L'affaire Toulaév
individualiste… Mmmm… Il est écrit dans la Bible qu'un chien vivant vaut mieux qu'un lion mort…
S'étant remis debout, Popov rangeait les papiers dans sa serviette et remettait péniblement son pardessus. Les mains dans les poches, Roublev s'abstint de l'aider. Il murmurait pour lui-même :
– Chien vivant ou rat pesteux presque crevé ?
Popov dut passer devant lui pour se faire ouvrir la porte. Ils ne prirent pas congé l'un de l'autre. Avant de franchir le seuil, Popov, d'un geste prompt, se ficha la casquette sur le crâne, la visière en l'air, de guingois. À dix-sept ans, sur le seuil des premières prisons, au temps des premiers enthousiasmes révolutionnaires, il se donnait ainsi, volontiers, l'air un peu voyou. Encadré par la porte métallique, effleurant de la poitrine la double dent carrée du verrou, il se retourna, le regard direct, un regard luisant, encore vigoureux :
– Au revoir, Roublev. Je n'ai pas besoin de votre réponse… Je sais ce que j'avais besoin de savoir… Mmmm… Au fond, nous nous entendons parfaitement. (Il baissa la voix à cause des uniformes qui étaient derrière la porte.) C'est dur, bien sûr… Mmmm… pour moi aussi… Mais… mmm… le parti a confiance en vous…
– Va-t'en à tous les diables !
Popov refit deux pas dans la cellule et sans plus bredouiller, comme si la vilaine brume de sa vie s'écartait de lui, demanda :
– Qu'est-ce que je dois répondre de ta part au Comité central ?
Et Roublev, redressé aussi, dit fermement :
– Que je n'ai vécu toute ma vie durant que pour le parti. Si malade et si dégradé qu'il soit, notre parti. Que je n'ai ni pensée ni conscience en dehors du parti. Que je suis fidèle au parti quel qu'il soit, quoi qu'il fasse. Que si je dois périr, écrasé par mon parti, j'y consens… Mais que j'avertis les gredins qui nous tuent qu'ils tuent le parti…
– Au revoir, camarade Roublev.
La porte se referma, le verrou bien graissé joua doucement dans le pêne. L'obscurité fut à peu près complète. Roublev asséna de grands coups de poing dans cette porte de sépulcre. Des pas feutrés se précipitèrent dans le corridor, le guichet s'ouvrit.

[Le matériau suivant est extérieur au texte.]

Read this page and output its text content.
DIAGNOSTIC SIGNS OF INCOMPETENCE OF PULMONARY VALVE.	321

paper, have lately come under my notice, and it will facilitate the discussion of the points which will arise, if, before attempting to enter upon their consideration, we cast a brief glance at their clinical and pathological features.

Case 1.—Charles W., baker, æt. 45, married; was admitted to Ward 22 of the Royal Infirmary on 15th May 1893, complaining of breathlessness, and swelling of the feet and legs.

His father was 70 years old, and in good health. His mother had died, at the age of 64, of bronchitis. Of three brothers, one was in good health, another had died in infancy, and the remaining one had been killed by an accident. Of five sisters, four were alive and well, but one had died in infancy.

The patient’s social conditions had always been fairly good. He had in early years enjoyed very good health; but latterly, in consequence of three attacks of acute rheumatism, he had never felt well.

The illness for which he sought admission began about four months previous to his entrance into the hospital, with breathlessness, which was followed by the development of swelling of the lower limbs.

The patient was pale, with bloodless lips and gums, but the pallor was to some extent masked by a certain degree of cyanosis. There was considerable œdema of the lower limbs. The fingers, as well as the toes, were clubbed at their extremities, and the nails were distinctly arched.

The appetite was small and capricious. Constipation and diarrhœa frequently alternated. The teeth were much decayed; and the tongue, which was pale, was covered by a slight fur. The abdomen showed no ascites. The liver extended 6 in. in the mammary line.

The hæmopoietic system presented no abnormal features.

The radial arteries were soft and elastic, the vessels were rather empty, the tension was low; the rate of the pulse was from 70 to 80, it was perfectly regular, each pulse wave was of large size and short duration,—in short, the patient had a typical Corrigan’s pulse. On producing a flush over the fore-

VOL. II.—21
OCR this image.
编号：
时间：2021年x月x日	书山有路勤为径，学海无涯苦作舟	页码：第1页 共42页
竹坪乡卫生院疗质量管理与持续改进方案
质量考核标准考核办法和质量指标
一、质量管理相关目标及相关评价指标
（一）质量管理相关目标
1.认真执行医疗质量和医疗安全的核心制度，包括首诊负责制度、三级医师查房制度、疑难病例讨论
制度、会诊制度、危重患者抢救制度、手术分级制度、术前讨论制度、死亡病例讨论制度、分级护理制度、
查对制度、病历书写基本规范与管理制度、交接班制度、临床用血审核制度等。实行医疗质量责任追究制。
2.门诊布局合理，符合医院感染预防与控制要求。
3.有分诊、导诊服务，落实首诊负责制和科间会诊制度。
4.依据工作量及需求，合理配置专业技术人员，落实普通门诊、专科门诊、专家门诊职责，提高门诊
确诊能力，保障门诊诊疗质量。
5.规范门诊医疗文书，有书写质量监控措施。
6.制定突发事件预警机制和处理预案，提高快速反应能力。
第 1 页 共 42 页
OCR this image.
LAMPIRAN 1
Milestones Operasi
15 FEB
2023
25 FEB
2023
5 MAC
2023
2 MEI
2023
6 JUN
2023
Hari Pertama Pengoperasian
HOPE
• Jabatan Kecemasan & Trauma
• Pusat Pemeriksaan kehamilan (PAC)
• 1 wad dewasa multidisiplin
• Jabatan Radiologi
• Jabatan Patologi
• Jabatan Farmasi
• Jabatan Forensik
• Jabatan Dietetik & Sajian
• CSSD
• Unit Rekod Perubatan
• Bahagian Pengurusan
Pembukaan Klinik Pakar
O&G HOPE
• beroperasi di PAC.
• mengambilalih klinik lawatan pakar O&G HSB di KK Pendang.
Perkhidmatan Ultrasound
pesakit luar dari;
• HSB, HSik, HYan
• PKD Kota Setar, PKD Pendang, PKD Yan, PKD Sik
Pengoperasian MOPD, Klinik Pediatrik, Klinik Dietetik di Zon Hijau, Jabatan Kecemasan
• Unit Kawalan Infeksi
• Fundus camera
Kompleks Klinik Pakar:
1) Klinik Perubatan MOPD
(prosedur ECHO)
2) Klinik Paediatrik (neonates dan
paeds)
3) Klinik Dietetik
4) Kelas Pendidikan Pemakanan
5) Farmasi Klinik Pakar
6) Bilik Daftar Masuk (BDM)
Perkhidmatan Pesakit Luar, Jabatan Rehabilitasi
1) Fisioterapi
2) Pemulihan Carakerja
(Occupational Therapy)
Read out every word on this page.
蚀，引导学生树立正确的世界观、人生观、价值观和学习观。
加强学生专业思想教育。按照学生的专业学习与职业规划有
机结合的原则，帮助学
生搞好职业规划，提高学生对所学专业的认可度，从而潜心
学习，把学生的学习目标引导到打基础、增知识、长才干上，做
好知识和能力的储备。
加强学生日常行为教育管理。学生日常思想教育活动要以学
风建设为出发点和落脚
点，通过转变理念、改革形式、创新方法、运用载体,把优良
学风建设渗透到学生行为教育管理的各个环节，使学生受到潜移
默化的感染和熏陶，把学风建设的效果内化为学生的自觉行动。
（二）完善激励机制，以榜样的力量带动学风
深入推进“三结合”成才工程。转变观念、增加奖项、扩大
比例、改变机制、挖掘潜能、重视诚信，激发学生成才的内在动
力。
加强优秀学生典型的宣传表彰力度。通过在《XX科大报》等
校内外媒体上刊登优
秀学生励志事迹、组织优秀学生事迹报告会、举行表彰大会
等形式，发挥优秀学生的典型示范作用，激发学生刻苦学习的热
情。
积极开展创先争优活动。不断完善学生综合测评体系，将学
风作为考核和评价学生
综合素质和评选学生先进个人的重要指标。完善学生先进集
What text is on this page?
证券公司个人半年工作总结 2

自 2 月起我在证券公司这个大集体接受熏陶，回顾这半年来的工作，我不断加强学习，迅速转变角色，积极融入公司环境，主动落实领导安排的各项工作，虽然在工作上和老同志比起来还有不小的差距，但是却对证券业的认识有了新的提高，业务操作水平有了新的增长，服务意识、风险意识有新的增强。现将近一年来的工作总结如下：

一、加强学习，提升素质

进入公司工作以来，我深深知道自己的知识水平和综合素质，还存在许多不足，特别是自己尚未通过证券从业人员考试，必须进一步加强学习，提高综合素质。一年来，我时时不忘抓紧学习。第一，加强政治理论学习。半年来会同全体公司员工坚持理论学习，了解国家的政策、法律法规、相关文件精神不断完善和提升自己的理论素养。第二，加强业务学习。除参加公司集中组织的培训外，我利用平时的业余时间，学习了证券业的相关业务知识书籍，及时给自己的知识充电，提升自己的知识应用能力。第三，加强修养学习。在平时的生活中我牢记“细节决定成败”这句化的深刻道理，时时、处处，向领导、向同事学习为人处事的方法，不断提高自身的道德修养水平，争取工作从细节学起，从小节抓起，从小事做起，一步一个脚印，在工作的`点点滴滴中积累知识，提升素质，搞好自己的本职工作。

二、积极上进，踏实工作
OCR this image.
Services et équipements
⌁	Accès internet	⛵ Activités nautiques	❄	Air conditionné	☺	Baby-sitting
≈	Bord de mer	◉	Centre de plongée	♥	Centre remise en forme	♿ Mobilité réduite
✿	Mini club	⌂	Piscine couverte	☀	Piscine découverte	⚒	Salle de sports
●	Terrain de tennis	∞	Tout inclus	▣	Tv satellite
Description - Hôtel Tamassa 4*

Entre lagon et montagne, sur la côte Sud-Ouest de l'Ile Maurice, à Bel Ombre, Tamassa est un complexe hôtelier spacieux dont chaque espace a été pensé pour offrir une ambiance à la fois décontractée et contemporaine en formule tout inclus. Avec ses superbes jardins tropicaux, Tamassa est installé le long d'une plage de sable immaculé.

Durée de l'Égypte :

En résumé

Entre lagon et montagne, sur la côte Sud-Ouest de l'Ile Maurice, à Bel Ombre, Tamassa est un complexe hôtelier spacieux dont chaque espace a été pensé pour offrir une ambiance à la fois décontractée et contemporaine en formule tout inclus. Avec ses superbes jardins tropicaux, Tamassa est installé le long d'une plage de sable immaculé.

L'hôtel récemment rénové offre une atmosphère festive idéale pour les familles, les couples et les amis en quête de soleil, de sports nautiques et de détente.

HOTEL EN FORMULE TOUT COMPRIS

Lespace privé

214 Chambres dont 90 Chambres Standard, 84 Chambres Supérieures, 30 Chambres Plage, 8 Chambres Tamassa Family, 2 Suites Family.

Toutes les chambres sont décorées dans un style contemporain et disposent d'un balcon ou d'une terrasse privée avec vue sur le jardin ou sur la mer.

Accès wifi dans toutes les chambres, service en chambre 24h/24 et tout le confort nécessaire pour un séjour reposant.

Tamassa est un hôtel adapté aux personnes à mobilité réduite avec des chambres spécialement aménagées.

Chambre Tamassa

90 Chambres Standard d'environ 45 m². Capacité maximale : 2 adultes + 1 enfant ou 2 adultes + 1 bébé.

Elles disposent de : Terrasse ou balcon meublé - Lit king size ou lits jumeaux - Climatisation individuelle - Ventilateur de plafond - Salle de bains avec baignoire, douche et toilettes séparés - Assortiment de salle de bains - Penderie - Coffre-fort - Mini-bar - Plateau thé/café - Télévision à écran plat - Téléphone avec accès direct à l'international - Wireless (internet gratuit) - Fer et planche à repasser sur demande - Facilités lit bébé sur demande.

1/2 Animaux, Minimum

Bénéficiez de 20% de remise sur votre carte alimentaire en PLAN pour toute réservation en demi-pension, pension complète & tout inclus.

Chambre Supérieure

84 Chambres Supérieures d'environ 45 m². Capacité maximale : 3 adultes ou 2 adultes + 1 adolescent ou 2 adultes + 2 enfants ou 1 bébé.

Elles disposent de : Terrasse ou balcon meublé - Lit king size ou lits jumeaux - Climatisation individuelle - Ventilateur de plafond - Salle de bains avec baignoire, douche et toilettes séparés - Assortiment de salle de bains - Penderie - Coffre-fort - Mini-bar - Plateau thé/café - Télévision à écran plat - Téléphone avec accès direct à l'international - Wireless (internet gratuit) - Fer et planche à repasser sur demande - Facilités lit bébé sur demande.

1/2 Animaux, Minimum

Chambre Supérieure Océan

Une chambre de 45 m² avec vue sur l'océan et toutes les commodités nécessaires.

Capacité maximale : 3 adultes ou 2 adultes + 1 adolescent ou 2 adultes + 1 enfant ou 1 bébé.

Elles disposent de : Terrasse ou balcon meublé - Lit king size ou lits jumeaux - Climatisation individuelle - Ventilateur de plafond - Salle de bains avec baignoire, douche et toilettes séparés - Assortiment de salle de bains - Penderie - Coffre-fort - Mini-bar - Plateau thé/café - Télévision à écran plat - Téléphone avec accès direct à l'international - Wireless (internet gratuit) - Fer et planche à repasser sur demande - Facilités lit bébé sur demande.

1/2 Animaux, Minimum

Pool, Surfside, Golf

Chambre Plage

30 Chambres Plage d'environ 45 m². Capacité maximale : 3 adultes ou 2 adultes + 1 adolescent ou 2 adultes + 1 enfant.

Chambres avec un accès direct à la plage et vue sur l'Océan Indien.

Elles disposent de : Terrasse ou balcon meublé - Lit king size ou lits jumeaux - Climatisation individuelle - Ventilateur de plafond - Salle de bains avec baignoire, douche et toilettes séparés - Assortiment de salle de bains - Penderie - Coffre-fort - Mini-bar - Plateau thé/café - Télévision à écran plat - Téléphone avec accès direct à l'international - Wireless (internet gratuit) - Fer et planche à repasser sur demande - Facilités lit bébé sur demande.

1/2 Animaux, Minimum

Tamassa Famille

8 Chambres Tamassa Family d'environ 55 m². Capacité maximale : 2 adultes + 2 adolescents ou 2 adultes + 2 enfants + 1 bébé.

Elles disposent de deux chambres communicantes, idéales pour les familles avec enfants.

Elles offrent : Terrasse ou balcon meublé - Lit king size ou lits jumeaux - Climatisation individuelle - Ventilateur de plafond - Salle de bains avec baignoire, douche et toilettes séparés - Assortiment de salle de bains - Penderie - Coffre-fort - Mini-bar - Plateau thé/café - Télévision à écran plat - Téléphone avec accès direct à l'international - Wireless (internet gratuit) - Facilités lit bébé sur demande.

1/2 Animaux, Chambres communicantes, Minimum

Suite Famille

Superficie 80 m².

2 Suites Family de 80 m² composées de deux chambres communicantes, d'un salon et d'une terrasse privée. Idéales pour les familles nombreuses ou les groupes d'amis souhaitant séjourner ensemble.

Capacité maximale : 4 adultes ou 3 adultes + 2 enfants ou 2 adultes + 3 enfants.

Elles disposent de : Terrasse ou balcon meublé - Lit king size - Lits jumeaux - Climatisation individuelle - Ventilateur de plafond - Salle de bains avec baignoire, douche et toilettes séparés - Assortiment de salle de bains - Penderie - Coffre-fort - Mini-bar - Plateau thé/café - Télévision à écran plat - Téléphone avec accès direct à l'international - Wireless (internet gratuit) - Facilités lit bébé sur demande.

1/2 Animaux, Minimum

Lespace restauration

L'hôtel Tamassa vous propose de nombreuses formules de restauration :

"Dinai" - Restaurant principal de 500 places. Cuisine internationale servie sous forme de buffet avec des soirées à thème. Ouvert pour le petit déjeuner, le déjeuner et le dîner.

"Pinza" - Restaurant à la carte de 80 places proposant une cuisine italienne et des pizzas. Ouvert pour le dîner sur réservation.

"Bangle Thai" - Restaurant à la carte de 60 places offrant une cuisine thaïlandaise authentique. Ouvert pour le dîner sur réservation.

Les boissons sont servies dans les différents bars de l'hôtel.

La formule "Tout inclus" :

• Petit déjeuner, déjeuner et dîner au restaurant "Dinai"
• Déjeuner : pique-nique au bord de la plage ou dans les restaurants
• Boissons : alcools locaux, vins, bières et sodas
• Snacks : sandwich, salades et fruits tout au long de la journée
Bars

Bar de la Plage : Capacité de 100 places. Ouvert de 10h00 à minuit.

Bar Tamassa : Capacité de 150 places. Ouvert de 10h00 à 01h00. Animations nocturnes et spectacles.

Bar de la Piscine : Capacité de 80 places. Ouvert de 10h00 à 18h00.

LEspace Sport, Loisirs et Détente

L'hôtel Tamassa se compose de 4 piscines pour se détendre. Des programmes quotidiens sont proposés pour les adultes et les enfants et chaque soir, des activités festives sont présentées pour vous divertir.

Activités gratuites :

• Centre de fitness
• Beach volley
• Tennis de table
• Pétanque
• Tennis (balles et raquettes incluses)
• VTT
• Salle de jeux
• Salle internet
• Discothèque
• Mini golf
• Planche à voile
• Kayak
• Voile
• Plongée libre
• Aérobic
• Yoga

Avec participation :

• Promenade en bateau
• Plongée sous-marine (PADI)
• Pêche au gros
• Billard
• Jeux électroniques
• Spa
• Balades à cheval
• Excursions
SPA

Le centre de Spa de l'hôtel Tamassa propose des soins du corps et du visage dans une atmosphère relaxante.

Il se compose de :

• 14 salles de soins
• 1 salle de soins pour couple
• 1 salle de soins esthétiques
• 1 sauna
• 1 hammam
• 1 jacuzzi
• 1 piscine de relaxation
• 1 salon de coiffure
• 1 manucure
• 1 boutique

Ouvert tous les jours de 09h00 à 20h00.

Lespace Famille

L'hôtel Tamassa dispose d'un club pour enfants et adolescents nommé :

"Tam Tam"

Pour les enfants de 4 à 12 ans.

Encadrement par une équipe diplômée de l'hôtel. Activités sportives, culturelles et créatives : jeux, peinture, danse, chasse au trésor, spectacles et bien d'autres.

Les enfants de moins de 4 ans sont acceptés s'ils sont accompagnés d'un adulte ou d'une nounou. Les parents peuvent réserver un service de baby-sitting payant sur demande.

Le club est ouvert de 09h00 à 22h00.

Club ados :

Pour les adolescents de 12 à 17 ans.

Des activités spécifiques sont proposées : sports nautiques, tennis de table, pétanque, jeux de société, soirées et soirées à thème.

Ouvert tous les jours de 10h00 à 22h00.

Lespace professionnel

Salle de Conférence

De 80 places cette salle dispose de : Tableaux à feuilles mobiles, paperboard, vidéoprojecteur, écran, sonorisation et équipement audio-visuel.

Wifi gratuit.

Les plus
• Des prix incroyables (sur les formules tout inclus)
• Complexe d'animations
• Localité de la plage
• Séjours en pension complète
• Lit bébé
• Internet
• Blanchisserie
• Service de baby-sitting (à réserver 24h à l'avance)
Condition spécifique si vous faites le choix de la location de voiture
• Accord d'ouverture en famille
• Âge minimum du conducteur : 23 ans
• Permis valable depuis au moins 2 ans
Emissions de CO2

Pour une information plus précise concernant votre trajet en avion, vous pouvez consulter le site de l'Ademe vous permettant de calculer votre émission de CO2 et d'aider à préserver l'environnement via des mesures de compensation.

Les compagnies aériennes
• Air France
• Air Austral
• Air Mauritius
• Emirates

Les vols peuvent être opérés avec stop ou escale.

– Qu'est-ce qu'il y a, citoyen ?
Roublev crut tonner, mais en réalité sa voix n'était plus qu'un souffle irrité :
– Donnez-moi de la lumière !
Chut… Tsss… Voici, citoyen…
L'ampoule électrique s'alluma.
Roublev secoua le coussin sur lequel la tête du visiteur avait laissé un creux. « Il est infâme, Dora, il est immonde. On le pousserait avec plaisir dans un précipice, dans un puits, dans une fosse noire, pourvu qu'il s'y engloutisse à jamais, que ni sa casquette ni sa serviette à papiers secrets ne surnagent sur aucune eau… On s'en irait ensuite, l'âme soulagée, l'air de la nuit semblerait plus pur… Dora, Dora… » Mais, Roublev le sentait bien, c'étaient les mains molles de Popov qui le poussaient obliquement, lui, vers la fosse noire… « Dialectique du rapport des forces sociales aux époques de réaction… »
7. LA CÔTE DU NÉANT
Le déporté Ryjik posait à plusieurs bureaux d'insolubles problèmes. Que penser d'un mécanicien sorti indemne de trente locomotives télescopées ? De ses compagnons de lutte, pas un ne survivait. La prison le protégeait providentiellement pendant plus de dix ans, depuis 1928. Des hasards pareils à ceux qui font survivre un soldat d'un bataillon anéanti l'écartaient des grands procès, des instructions secrètes, et même de la « conspiration des prisons » ! Au moment où se situait celle-ci, Ryjik vivait abolument seul sous haute surveillance, dans un kolkhoze du moyen lénisséi ; au moment où procédait l'enquête qui eût dû découvrir en lui un témoin politique des plus dangereux, de ceux que l'on inculpe sur-le-champ en raison de leur solidarité morale avec les coupables, une consigne de secret absolu le couvrait dans un isolateur de la mer Blanche ! Son dossier ne laissait pourtant aucune excuse aux dirigeants des épurations, mais l'énormité même de sa situation le préservait à partir du moment où la prudence conseillait de ne point le remarquer de peur d'engager trop de responsabilités. On finissait par s'habituer à ce cas étrange ; l'obscure conviction naissait chez quelques chefs de service de répression qu'une haute protection occulte s'étendait sur ce vieux trotskyste. On connaissait vaguement des précédents de ce genre.